China’s economic growth expected to slow down
April 30, 2012 Category Macro-economy, Weekly
China’s economic growth will slow to anywhere between 7.5% and 8.5% this year, a marked slowdown from the 10.3% average in the past decade, according to Moody’s Investors Service. The credit rating agency said the government’s Aa3 foreign and local currency bond ratings remained the same as did its “positive” rating outlook even though the euro-zone recession was dragging on. The rating – the same as Belgium, Chile, Japan and Saudi Arabia – is based on favorable medium-term economic growth prospects and the central government’s ample fiscal headroom to manage contingent risks in the banking system, it said. Moody’s forecast on China’s gross domestic product (GDP) growth this year compares with the 8.1% to 8.6% range predicted by seven brokerages polled by the South China Morning Post. GDP in the first quarter tapered off to 8.1% year on year from an 8.9% rise in the fourth quarter of last year.

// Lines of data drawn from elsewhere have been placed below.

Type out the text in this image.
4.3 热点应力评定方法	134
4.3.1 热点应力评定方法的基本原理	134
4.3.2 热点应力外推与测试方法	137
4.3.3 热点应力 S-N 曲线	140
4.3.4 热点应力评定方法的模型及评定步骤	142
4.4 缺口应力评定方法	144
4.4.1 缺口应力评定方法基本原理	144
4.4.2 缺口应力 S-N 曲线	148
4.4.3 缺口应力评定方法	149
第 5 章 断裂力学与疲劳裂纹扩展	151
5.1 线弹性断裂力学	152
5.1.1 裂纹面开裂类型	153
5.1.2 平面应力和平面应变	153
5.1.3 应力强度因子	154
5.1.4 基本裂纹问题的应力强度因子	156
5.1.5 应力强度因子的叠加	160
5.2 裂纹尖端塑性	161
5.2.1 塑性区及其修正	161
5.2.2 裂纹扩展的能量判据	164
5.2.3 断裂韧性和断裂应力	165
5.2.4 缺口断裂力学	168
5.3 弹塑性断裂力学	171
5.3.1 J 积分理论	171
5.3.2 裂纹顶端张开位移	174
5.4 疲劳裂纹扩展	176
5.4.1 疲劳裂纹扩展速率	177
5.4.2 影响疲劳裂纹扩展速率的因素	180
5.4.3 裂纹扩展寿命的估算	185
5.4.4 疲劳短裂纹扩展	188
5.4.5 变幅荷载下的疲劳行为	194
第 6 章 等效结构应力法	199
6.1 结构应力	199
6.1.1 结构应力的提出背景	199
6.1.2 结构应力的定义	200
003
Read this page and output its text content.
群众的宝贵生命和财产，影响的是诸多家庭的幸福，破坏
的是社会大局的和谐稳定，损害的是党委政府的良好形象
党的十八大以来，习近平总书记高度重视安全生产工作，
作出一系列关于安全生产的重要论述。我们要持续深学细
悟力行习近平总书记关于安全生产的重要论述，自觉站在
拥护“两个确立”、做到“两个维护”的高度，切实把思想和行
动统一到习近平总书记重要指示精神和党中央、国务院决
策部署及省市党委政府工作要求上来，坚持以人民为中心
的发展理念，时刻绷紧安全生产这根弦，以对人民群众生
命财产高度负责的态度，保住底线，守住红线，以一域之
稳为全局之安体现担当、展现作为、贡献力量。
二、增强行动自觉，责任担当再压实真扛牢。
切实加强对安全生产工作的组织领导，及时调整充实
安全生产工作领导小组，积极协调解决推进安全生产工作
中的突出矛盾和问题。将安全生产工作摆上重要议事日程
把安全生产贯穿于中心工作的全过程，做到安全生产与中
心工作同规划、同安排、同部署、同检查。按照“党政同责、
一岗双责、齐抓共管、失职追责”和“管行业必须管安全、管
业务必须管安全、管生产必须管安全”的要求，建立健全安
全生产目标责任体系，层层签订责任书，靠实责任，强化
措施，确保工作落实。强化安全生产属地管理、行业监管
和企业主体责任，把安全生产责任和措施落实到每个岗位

Moody’s said the central government’s decision to launch a new wave of financial reforms was necessary to sustain economic growth for the rest of the decade. Recent reform initiatives included a pilot scheme to legalize private financing firms to lend money in Wenzhou; widening the U.S. dollar-yuan trading band; and tripling the quotas available for institutional investors looking to sink cash into the securities market. Credit ratings agency Fitch said U.S. manufacturers recorded slower growth in China in the first quarter.